Simply, the Browning 1911-380 semi-auto pistol is a lot of fun and extremely easy to shoot well. I know I can consistently hit what I’m aiming at from shot to shot, no matter how quickly I have to pull the trigger.
While I generally don’t like to carry a gun chambered in a round smaller than a 9mm, in certain situations it’s necessary. In those situations, I wouldn’t hesitate to strap on my 1911-380 and head out the door. This pistol would be a great option for those with smaller hands looking for a lighter weight, easier-recoiling handgun.
Note that my 1911-380 Black Label Pro Speed was a limited run model that is no longer in production. But Browning makes a dozen similar models in both compact and full-length version with various combinations of features.

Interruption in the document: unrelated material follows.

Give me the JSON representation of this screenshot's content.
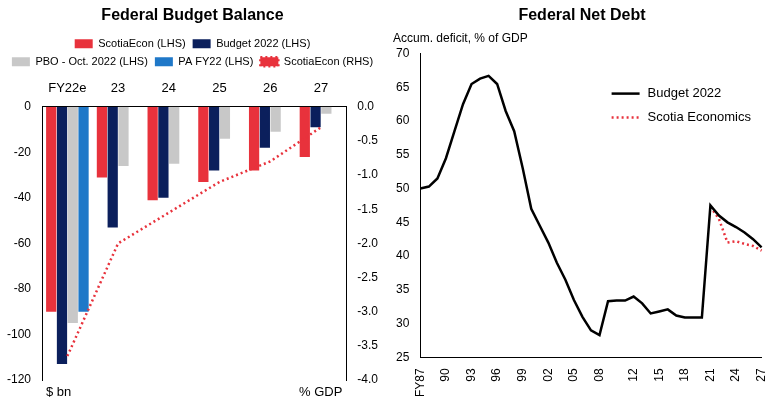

Specifications: Browning 1911-380 Black Label Pro Speed
Caliber: .380 ACP
Capacity: 8 rounds
Overall Length: 7.5″
Barrel Length: 4.25″
Weight: 18 oz.
Finish: ATACS-AU camo frame and grips, matte black receiver and slide
MSRP: $700 (about $600 retail)
Ratings (out of five stars):
Style and Appearance * * * * *
Come on, it’s a 1911. Is there a better looking handgun? Anywhere?
Customization * *
Other than grips, there isn’t a huge aftermarket for parts and accessories.
Reliability * * * * *
Accuracy * * * *
I had no problem shooting 2” and smaller groups within 10 yards unsupported. I would imagine with more practice I can cut group size noticeably. I’m certainly going to try.
Overall * * * *
Whether you’re a fan of 1911 pistols or not, this gun is a joy to shoot and very easy to carry concealed. Its light recoil and excellent trigger make it a great option for those who don’t want to carry something bigger and heavier for self-defense. You can’t go wrong with any of the Browning 1911 pistols.